Today, after a year-long deployment where he enhanced his language skills through immersion and self-study that included watching Afghan TV channels via a knockoff BlackBerry, King is back in the U. S. working at Central Command (CENTCOM) Headquarters. He is simultaneously enrolled in Phase III language training, which consists of three hours per week of self-study and two hours of face-to-face studies with a distance learning instructor via Defense Connect Online. Before his next deployment in the fall of 2012, King, like all other AFPAK Hands still in the program, is going to receive another 14 weeks of full-time language training at DLIFLC’s LTD in Tampa, Fla.

“The biggest benefit of having language capability is not having to rely solely on an interpreter to break the ice and wait on formal introductions. …It breaks down barriers between official business and personal contact with the folks you are dealing with,” he said.

This is precisely what the AFPAK Hands program had envisioned: creating language capable, culturally savvy leaders who could engage with the local Afghan and Pakistani population to form bonding relationships, that would eventually lead to productive reconstruction and revitalization of the war-torn infrastructure and economy of the nation.

To date, 356 Hands have completed Phase I training and deployed. The first cohort is now in the process of coming back and by January of 2012 over one hundred students are expected to be enrolled in Phase III language training.

“They (AFPAK Hands) are arriving back to the U.S. in waves, depending on their time of deployment and orders to return home,” said Nikolina Kulidzan, academic specialist at the DLI-Washington Office that provides curriculum support to the program. “We have about 20 students currently and expect many more to arrive by January 2012.”

While in Afghanistan, King lived in an Afghan Training Center for the national police, consisting of more than 150 local police instructors, a cadre of about 700 students and some 400 to 500 local national contractors. “There wasn’t a lot of coalition presence and I was out doing a lot of engagements with local leaders, police chiefs, and mullahs,” he said.

Because of his language skills, King found that one of his duties became welcoming new students to the Afghan Training Center where a literacy program is maintained. “Part of my duties were to check on the training and welcome the new class in Dari. Most of them were 18 to 25 years old and it was the first time they had actually seen a Westerner. I told them that if I could learn Dari ‘then you guys can do it.’”

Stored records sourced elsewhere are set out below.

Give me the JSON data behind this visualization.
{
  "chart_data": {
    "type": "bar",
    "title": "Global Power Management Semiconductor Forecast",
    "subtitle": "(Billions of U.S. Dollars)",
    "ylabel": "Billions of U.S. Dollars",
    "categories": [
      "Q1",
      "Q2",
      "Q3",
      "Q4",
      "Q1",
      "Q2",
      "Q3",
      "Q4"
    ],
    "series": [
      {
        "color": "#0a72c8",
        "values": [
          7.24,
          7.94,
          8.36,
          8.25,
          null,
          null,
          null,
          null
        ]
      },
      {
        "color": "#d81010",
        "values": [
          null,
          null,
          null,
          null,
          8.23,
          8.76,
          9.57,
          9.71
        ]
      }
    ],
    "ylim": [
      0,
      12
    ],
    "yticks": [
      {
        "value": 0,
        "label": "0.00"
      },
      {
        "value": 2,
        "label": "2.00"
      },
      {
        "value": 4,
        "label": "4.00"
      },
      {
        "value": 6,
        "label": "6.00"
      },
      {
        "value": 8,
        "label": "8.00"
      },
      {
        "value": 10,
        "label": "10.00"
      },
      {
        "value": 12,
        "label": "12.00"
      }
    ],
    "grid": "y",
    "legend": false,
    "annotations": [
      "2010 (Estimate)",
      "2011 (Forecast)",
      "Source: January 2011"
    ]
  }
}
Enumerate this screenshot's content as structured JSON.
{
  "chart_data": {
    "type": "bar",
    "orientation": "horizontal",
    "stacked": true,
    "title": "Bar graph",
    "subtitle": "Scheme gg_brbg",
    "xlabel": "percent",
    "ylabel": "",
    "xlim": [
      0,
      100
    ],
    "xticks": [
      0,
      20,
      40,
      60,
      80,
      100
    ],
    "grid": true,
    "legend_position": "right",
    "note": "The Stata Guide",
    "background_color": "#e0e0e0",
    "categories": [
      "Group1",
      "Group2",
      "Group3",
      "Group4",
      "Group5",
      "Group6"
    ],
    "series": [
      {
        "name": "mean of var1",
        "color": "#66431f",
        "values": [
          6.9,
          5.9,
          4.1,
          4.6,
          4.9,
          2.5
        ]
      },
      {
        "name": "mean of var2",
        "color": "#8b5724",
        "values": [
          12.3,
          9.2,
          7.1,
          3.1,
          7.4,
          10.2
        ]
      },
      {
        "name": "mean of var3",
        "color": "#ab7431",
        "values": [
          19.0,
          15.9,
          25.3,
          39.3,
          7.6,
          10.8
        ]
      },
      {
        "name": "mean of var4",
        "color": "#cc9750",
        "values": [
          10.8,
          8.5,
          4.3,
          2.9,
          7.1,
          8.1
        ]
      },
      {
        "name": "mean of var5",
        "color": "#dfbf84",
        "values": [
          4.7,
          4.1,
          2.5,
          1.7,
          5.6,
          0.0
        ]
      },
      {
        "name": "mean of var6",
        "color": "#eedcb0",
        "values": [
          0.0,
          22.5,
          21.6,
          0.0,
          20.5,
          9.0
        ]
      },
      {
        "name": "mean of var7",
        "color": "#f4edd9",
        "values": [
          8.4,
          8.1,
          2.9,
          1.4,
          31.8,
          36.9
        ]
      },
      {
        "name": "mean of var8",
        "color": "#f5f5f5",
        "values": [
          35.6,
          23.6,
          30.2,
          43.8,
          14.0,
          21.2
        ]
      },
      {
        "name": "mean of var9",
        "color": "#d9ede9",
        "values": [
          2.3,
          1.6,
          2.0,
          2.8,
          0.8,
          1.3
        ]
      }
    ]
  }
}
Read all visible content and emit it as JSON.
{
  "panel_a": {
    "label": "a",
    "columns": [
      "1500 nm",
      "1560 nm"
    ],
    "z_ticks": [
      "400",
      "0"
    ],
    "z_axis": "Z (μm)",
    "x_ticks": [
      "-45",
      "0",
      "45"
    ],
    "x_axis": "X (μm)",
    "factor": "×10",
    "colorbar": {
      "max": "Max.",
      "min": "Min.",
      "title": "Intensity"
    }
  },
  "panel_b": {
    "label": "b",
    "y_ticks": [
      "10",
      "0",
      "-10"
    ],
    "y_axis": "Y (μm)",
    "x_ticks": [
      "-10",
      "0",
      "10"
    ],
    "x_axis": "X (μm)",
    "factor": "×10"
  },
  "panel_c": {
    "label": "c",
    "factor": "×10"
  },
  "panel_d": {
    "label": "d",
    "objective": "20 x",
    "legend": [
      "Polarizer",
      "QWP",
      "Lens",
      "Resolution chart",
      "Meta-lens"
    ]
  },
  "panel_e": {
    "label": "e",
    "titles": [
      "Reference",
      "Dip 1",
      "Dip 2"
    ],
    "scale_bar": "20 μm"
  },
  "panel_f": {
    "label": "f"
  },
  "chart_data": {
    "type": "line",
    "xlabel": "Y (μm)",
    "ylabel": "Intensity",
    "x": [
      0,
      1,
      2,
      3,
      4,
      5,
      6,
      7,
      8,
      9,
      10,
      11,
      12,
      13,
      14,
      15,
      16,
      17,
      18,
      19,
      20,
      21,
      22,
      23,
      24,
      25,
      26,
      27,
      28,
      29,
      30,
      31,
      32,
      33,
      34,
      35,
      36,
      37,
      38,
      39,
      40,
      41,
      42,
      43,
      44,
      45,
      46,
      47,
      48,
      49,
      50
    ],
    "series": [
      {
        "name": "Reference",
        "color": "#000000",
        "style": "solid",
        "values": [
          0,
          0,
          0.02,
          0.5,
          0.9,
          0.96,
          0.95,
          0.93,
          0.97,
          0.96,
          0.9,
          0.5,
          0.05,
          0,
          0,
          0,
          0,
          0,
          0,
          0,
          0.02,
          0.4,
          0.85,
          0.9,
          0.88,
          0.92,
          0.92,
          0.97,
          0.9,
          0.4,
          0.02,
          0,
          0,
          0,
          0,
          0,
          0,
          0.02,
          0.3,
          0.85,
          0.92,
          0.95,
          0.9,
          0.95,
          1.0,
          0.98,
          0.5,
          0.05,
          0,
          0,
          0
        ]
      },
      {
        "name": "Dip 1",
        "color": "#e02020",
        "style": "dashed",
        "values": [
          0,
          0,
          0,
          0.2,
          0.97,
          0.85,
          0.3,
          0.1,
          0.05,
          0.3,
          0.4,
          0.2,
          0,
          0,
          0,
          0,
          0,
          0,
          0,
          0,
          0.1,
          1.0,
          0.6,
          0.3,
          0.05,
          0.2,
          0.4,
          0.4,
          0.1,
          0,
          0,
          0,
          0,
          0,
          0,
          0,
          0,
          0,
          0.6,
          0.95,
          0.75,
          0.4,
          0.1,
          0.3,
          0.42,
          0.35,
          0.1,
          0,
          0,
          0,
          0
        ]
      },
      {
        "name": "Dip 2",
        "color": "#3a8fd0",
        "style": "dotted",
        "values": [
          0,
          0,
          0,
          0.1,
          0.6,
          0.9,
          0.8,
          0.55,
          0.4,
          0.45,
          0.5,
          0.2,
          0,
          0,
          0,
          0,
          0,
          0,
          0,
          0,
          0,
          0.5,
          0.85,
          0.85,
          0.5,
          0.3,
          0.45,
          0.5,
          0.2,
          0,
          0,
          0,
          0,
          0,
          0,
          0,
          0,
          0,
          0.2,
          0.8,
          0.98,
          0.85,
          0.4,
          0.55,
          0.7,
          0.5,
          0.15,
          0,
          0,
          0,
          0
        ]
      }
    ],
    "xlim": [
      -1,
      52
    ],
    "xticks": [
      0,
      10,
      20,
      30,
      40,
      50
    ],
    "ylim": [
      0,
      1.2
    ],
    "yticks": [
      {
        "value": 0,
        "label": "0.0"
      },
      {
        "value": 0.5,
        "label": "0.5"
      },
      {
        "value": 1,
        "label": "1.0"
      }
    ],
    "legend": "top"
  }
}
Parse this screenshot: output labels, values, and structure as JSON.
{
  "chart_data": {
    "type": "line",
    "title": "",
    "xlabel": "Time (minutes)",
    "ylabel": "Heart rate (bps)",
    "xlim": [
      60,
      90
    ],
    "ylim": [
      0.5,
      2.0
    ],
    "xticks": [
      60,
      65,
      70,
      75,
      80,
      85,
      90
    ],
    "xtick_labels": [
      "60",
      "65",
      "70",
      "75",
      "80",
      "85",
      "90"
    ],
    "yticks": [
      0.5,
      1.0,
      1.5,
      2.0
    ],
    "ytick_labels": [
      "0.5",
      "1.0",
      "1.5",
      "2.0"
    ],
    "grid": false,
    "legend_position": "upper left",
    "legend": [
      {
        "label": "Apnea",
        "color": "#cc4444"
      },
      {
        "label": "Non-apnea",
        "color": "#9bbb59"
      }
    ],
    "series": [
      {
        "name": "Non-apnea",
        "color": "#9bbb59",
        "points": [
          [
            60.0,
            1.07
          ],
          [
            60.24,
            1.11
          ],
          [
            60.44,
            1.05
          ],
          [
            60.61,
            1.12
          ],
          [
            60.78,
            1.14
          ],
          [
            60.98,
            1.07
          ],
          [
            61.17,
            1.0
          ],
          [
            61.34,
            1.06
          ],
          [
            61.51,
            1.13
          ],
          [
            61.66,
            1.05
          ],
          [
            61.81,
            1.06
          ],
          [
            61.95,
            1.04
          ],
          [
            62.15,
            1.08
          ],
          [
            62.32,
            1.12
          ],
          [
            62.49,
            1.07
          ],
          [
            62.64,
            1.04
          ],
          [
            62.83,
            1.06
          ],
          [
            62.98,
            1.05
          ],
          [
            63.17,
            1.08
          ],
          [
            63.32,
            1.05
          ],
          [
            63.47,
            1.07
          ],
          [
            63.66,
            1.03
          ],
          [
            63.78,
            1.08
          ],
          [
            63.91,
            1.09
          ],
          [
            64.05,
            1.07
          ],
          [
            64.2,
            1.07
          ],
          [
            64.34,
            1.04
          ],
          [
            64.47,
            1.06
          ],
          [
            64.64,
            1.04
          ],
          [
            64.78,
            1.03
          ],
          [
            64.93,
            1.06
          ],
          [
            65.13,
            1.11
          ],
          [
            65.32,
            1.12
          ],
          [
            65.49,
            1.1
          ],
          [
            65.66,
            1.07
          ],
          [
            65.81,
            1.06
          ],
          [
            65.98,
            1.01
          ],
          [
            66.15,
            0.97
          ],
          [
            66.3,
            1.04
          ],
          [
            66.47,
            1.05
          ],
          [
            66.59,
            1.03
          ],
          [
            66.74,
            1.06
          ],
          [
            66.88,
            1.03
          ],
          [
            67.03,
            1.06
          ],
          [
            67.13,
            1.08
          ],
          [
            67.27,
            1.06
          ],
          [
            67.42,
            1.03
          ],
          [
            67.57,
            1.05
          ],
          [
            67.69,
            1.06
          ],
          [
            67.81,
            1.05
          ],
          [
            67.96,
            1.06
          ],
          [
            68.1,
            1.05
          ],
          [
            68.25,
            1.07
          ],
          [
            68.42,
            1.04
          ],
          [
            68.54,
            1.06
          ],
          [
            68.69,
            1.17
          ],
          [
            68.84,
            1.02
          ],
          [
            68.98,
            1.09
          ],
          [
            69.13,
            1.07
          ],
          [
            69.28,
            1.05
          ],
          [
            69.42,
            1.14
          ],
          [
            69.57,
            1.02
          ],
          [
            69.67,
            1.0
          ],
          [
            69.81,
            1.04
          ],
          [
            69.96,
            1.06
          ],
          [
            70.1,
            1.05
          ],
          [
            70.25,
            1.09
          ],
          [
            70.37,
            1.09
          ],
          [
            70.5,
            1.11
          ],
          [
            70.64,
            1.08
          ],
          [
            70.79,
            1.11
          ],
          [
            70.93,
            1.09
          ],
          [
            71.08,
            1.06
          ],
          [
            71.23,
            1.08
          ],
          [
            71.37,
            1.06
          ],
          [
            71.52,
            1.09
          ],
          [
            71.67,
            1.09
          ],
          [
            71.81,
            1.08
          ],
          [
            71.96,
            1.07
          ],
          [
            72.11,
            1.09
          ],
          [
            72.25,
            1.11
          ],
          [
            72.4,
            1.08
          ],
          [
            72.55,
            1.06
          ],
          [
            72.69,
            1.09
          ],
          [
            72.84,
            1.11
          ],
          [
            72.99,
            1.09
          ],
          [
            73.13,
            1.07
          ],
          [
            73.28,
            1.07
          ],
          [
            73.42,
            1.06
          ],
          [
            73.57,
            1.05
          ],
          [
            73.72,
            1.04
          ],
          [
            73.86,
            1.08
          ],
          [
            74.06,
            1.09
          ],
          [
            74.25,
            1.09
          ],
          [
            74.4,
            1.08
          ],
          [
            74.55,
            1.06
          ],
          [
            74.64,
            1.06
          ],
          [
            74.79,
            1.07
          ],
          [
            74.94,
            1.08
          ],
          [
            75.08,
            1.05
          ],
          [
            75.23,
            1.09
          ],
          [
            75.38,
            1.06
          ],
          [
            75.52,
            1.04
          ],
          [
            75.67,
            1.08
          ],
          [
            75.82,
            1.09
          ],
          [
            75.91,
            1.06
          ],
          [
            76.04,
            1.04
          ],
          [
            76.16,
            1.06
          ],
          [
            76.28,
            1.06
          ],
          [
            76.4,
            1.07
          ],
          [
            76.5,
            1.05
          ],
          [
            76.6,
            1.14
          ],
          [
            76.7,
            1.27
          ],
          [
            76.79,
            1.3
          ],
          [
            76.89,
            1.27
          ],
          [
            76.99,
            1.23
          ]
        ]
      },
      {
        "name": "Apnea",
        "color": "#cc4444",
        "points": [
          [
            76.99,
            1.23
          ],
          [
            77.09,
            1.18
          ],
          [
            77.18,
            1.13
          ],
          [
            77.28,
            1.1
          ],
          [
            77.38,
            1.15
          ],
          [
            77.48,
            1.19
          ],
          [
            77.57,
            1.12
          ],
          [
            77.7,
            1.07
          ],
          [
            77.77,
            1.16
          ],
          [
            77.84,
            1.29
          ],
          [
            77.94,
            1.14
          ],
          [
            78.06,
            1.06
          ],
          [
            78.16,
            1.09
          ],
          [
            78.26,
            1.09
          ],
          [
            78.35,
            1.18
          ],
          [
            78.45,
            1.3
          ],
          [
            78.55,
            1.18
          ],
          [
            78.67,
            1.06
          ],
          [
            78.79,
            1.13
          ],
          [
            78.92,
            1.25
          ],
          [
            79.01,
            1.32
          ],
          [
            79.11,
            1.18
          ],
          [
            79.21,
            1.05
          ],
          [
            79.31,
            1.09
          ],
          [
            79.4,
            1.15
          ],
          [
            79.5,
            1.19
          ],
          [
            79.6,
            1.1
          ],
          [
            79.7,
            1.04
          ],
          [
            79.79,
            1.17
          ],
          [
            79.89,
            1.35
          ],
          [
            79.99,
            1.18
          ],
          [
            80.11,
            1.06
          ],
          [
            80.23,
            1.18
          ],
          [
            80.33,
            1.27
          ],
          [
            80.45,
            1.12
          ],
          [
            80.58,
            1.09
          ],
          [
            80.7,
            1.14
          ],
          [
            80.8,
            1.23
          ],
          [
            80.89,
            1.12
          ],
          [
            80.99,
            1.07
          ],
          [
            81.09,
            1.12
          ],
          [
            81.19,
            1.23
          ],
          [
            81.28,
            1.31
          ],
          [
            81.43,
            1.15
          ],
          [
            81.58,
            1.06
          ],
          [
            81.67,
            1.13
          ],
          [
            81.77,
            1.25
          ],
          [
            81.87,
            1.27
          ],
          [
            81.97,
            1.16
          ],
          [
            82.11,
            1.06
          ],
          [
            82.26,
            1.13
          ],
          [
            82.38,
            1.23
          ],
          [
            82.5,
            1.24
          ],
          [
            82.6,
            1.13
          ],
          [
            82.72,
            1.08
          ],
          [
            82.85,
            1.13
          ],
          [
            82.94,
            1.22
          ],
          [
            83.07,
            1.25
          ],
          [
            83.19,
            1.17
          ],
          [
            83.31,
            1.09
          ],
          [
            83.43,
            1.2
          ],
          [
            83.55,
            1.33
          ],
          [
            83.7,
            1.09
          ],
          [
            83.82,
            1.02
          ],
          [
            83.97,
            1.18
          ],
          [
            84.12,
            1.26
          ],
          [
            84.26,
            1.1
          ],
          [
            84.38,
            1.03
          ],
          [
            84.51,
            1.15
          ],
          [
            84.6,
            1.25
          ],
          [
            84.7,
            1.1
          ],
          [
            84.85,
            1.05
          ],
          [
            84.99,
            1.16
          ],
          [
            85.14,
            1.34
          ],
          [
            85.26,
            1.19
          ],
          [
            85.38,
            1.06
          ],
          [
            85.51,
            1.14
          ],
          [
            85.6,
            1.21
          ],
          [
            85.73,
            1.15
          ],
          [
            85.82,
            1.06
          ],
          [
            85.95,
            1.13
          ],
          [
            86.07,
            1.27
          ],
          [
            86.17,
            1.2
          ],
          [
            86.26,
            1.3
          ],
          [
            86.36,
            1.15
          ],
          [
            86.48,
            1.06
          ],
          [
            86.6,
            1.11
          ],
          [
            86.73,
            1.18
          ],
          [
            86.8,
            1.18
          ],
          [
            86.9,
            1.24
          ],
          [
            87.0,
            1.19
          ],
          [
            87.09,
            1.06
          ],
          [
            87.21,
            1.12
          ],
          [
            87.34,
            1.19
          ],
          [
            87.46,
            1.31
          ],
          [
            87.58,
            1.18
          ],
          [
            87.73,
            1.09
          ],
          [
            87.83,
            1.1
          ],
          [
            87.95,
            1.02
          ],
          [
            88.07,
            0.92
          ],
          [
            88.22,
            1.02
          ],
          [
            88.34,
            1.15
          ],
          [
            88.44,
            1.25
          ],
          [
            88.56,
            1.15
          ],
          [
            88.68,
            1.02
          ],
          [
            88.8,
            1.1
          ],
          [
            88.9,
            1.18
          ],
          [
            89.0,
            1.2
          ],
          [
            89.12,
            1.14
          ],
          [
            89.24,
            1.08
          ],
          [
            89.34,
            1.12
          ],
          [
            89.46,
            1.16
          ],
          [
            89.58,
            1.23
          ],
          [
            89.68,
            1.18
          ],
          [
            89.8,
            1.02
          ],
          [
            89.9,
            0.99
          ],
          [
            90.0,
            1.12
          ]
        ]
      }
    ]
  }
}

King particularly enjoyed working with local schools, to include bringing children on the compound as a field trip to show them how Afghan police are trained. “I did a lot of stuff trying to engage with small village elders, adopting local schools … facilitating closer ties… putting together school field trips, etc.”

But for King, aside from listening to a village elder’s woes about his troubles with his three wives, his most memorable moments were spent with his Afghan military counterparts with whom he worked so hard to better the quality of life in very poor rural areas.

“There is something to be said about off-duty hours, in non-uniform, an Afghan asking you to come to have lunch with him, going out with your security platoon commander, and basically trusting each other so explicitly that your security is in his hands and his is in yours.”